Costrette ad abortire con farmaci e alcol: scoperta tratta di donne Nigeria-Italia

Prostituzioen tratta Nigeria Italia

Una tratta di donne tra Nigeria e Italia è stata scoperta dalla polizia che stamattina ha arrestato sette persone per le accuse di associazione a delinquere finalizzata al reclutamento, all'induzione e allo sfruttamento della prostituzione, anche minorile, procurato aborto in persona non consenziente e rapina.

A compiere le indagini la Squadra Mobile della questura di Roma che ha smantellato una complessa organizzazione criminale composta da cittadini di nazionalità nigeriana attiva nello sfruttamento della prostituzione di giovani connazionali fatte arrivare in Italia passando dalla Libia e giungendo in Sicilia.

Secondo gli accertamenti degli investigatori se rimanevano incinte durante i rapporti sessuali le donne sfruttate venivano costrette ad abortire dai capi dell'organizzazione, tra cui una donna, con un mix di farmaci e alcol. È successo ad almeno una delle ragazze fatte arrivare in Italia con la promessa di un lavoro a Roma.

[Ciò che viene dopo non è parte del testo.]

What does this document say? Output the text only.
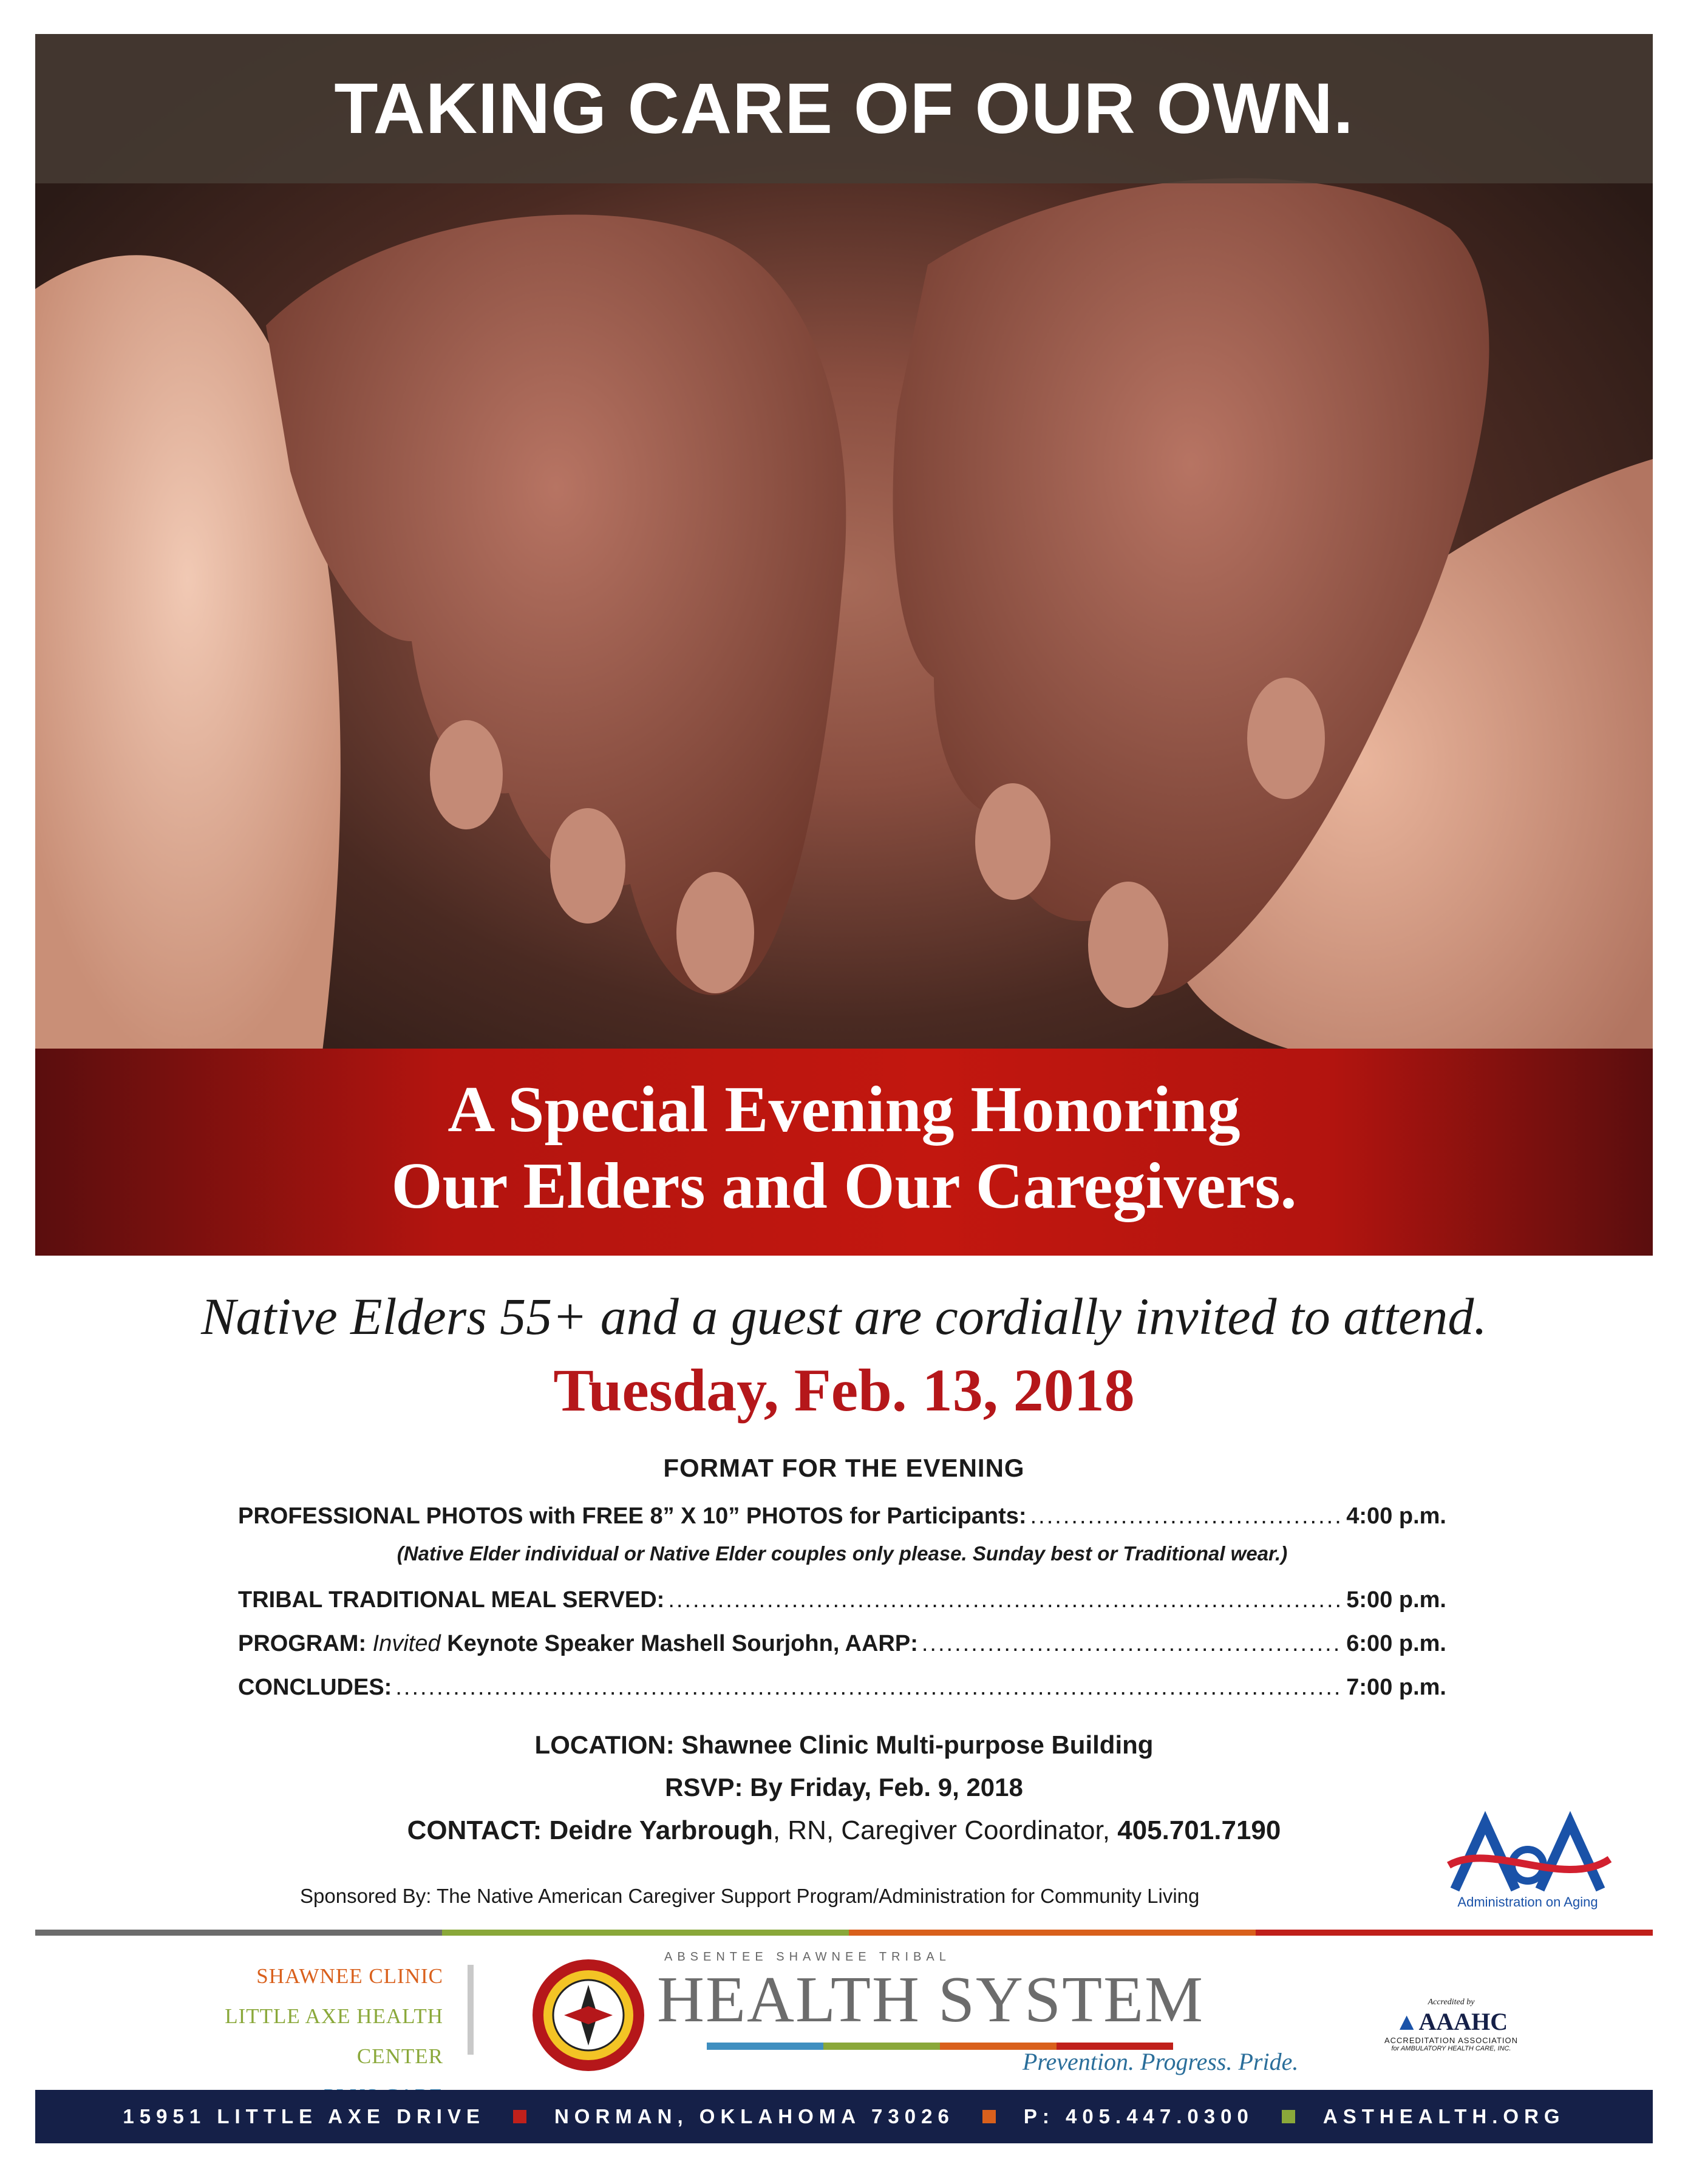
TAKING CARE OF OUR OWN.
A Special Evening Honoring
Our Elders and Our Caregivers.
Native Elders 55+ and a guest are cordially invited to attend.
Tuesday, Feb. 13, 2018
FORMAT FOR THE EVENING
PROFESSIONAL PHOTOS with FREE 8” X 10” PHOTOS for Participants: .....	4:00 p.m.
(Native Elder individual or Native Elder couples only please. Sunday best or Traditional wear.)
TRIBAL TRADITIONAL MEAL SERVED: .....	5:00 p.m.
PROGRAM: Invited Keynote Speaker Mashell Sourjohn, AARP: .....	6:00 p.m.
CONCLUDES: .....	7:00 p.m.
LOCATION: Shawnee Clinic Multi-purpose Building
RSVP: By Friday, Feb. 9, 2018
CONTACT: Deidre Yarbrough, RN, Caregiver Coordinator, 405.701.7190
Sponsored By: The Native American Caregiver Support Program/Administration for Community Living
AoA
Administration on Aging
SHAWNEE CLINIC
LITTLE AXE HEALTH CENTER
ABSENTEE SHAWNEE TRIBAL
HEALTH SYSTEM
Prevention. Progress. Pride.
Accredited by
▲AAAHC
ACCREDITATION ASSOCIATION
for AMBULATORY HEALTH CARE, INC.
15951 LITTLE AXE DRIVE	NORMAN, OKLAHOMA 73026	P: 405.447.0300	ASTHEALTH.ORG
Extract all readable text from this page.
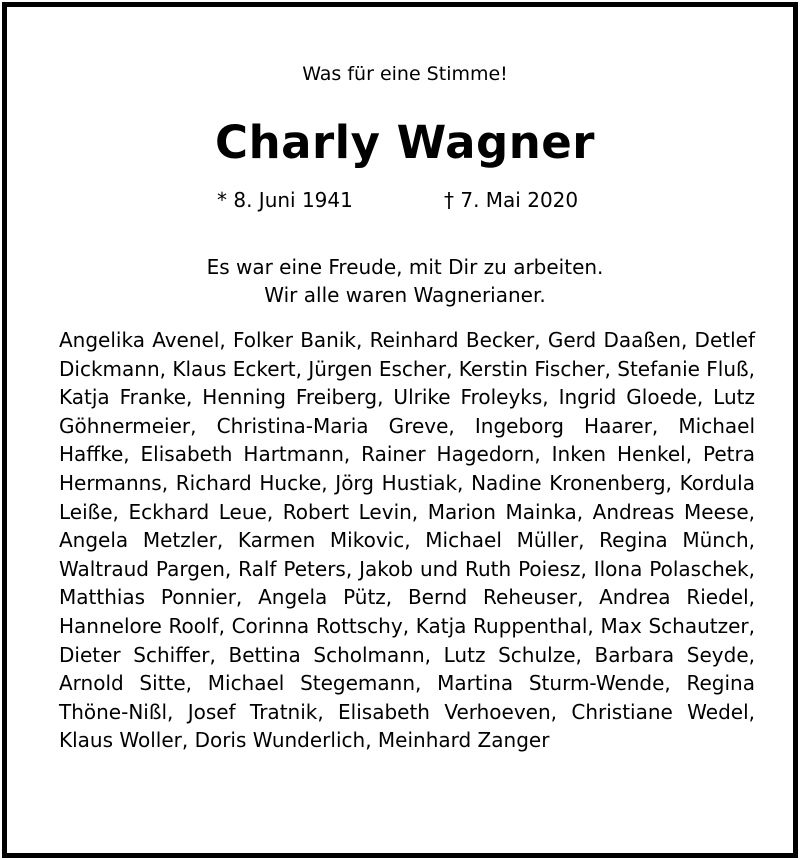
Was für eine Stimme!
Charly Wagner
* 8. Juni 1941	† 7. Mai 2020
Es war eine Freude, mit Dir zu arbeiten.
Wir alle waren Wagnerianer.

Angelika Avenel, Folker Banik, Reinhard Becker, Gerd Daaßen, Detlef Dickmann, Klaus Eckert, Jürgen Escher, Kerstin Fischer, Stefanie Fluß, Katja Franke, Henning Freiberg, Ulrike Froleyks, Ingrid Gloede, Lutz Göhnermeier, Christina-Maria Greve, Ingeborg Haarer, Michael Haffke, Elisabeth Hartmann, Rainer Hagedorn, Inken Henkel, Petra Hermanns, Richard Hucke, Jörg Hustiak, Nadine Kronenberg, Kordula Leiße, Eckhard Leue, Robert Levin, Marion Mainka, Andreas Meese, Angela Metzler, Karmen Mikovic, Michael Müller, Regina Münch, Waltraud Pargen, Ralf Peters, Jakob und Ruth Poiesz, Ilona Polaschek, Matthias Ponnier, Angela Pütz, Bernd Reheuser, Andrea Riedel, Hannelore Roolf, Corinna Rottschy, Katja Ruppenthal, Max Schautzer, Dieter Schiffer, Bettina Scholmann, Lutz Schulze, Barbara Seyde, Arnold Sitte, Michael Stegemann, Martina Sturm-Wende, Regina Thöne-Nißl, Josef Tratnik, Elisabeth Verhoeven, Christiane Wedel, Klaus Woller, Doris Wunderlich, Meinhard Zanger
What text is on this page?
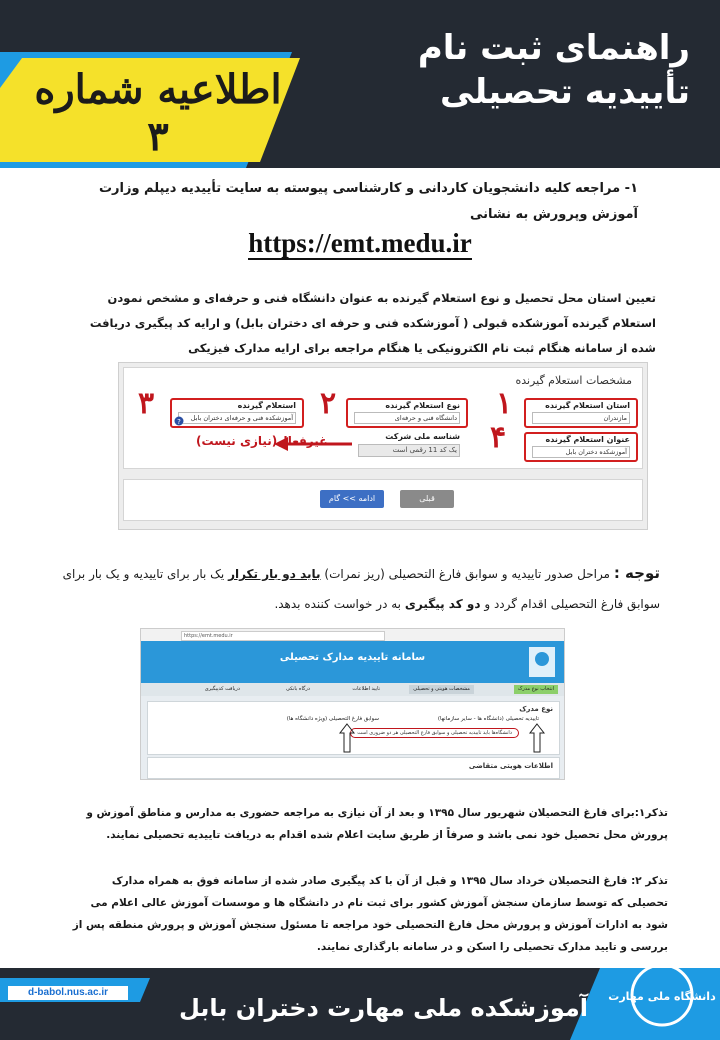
راهنمای ثبت نام
تأییدیه تحصیلی
اطلاعیه شماره ۳
۱- مراجعه کلیه دانشجویان کاردانی و کارشناسی پیوسته به سایت تأییدیه دیپلم وزارت آموزش وپرورش به نشانی
https://emt.medu.ir
تعیین استان محل تحصیل و نوع استعلام گیرنده به عنوان دانشگاه فنی و حرفه‌ای و مشخص نمودن استعلام گیرنده آموزشکده قبولی ( آموزشکده فنی و حرفه ای دختران بابل) و ارایه کد پیگیری دریافت شده از سامانه هنگام ثبت نام الکترونیکی یا هنگام مراجعه برای ارایه مدارک فیزیکی
مشخصات استعلام گیرنده
استان استعلام گیرنده
مازندران
۱
نوع استعلام گیرنده
دانشگاه فنی و حرفه‌ای
۲
استعلام گیرنده
آموزشکده فنی و حرفه‌ای دختران بابل
۳
?
عنوان استعلام گیرنده
آموزشکده دختران بابل
۴
شناسه ملی شرکت
یک کد 11 رقمی است
ادامه >> گام بعدی
قبلی
غیرفعال(نیازی نیست)
توجه : مراحل صدور تاییدیه و سوابق فارغ التحصیلی (ریز نمرات) باید دو بار تکرار یک بار برای تاییدیه و یک بار برای سوابق فارغ التحصیلی اقدام گردد و دو کد پیگیری به در خواست کننده بدهد.
https://emt.medu.ir
سامانه تاییدیه مدارک تحصیلی
انتخاب نوع مدرک
مشخصات هویتی و تحصیلی
تایید اطلاعات
درگاه بانکی
دریافت کدپیگیری
نوع مدرک
تاییدیه تحصیلی (دانشگاه ها - سایر سازمانها)
سوابق فارغ التحصیلی (ویژه دانشگاه ها)
دانشگاه‌ها باید تاییدیه تحصیلی و سوابق فارغ التحصیلی هر دو ضروری است
اطلاعات هویتی متقاضی
تذکر۱:برای فارغ التحصیلان شهریور سال ۱۳۹۵ و بعد از آن نیازی به مراجعه حضوری به مدارس و مناطق آموزش و پرورش محل تحصیل خود نمی باشد و صرفاً از طریق سایت اعلام شده اقدام به دریافت تاییدیه تحصیلی نمایند.
تذکر ۲: فارغ التحصیلان خرداد سال ۱۳۹۵ و قبل از آن با کد پیگیری صادر شده از سامانه فوق به همراه مدارک تحصیلی که توسط سازمان سنجش آموزش کشور برای ثبت نام در دانشگاه ها و موسسات آموزش عالی اعلام می شود به ادارات آموزش و پرورش محل فارغ التحصیلی خود مراجعه تا مسئول سنجش آموزش و پرورش منطقه پس از بررسی و تایید مدارک تحصیلی را اسکن و در سامانه بارگذاری نمایند.
آموزشکده ملی مهارت دختران بابل
d-babol.nus.ac.ir	دانشگاه ملی مهارت
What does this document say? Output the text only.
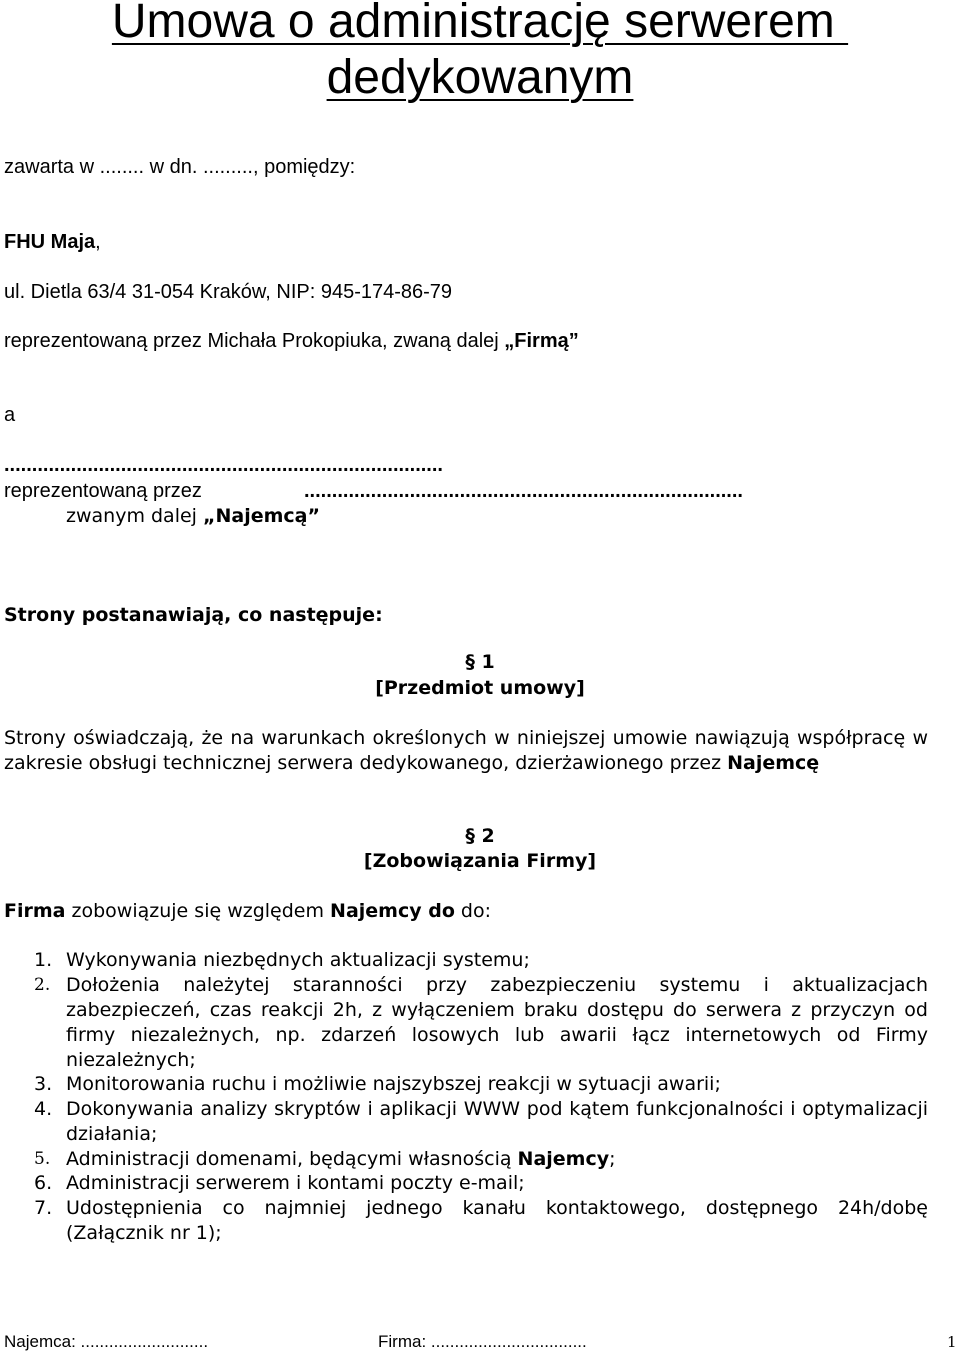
Umowa o administrację serwerem
dedykowanym
zawarta w ........ w dn. ........., pomiędzy:
FHU Maja,
ul. Dietla 63/4 31-054 Kraków, NIP: 945-174-86-79
reprezentowaną przez Michała Prokopiuka, zwaną dalej „Firmą”
a
...............................................................................
reprezentowaną przez	...............................................................................
zwanym dalej „Najemcą”
Strony postanawiają, co następuje:
§ 1
[Przedmiot umowy]
Strony oświadczają, że na warunkach określonych w niniejszej umowie nawiązują współpracę w zakresie obsługi technicznej serwera dedykowanego, dzierżawionego przez Najemcę
§ 2
[Zobowiązania Firmy]
Firma zobowiązuje się względem Najemcy do do:
1. Wykonywania niezbędnych aktualizacji systemu;
2. Dołożenia należytej staranności przy zabezpieczeniu systemu i aktualizacjach zabezpieczeń, czas reakcji 2h, z wyłączeniem braku dostępu do serwera z przyczyn od firmy niezależnych, np. zdarzeń losowych lub awarii łącz internetowych od Firmy niezależnych;
3. Monitorowania ruchu i możliwie najszybszej reakcji w sytuacji awarii;
4. Dokonywania analizy skryptów i aplikacji WWW pod kątem funkcjonalności i optymalizacji działania;
5. Administracji domenami, będącymi własnością Najemcy;
6. Administracji serwerem i kontami poczty e-mail;
7. Udostępnienia co najmniej jednego kanału kontaktowego, dostępnego 24h/dobę (Załącznik nr 1);
Najemca: ...........................	Firma: .................................	1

Prima di partire la donna era stata sottoposta In Nigeria, da parte dei parenti della sua sfruttatrice, a un rito wodoo, con cui viene fatta promessa di "lealtà e di restituzione di denaro". Arrivata a Roma la giovane era stata costretta a prostituirsi sotto la minaccia del rito a cui era stata sottoposta.

Poi quando la ragazza è rimasta accidentalmente incinta di un cliente la sfruttatrice l'ha costretta ad abortire per poi abbandonarla in strada prima di essere soccorsa dal 118 e portata in ospedale.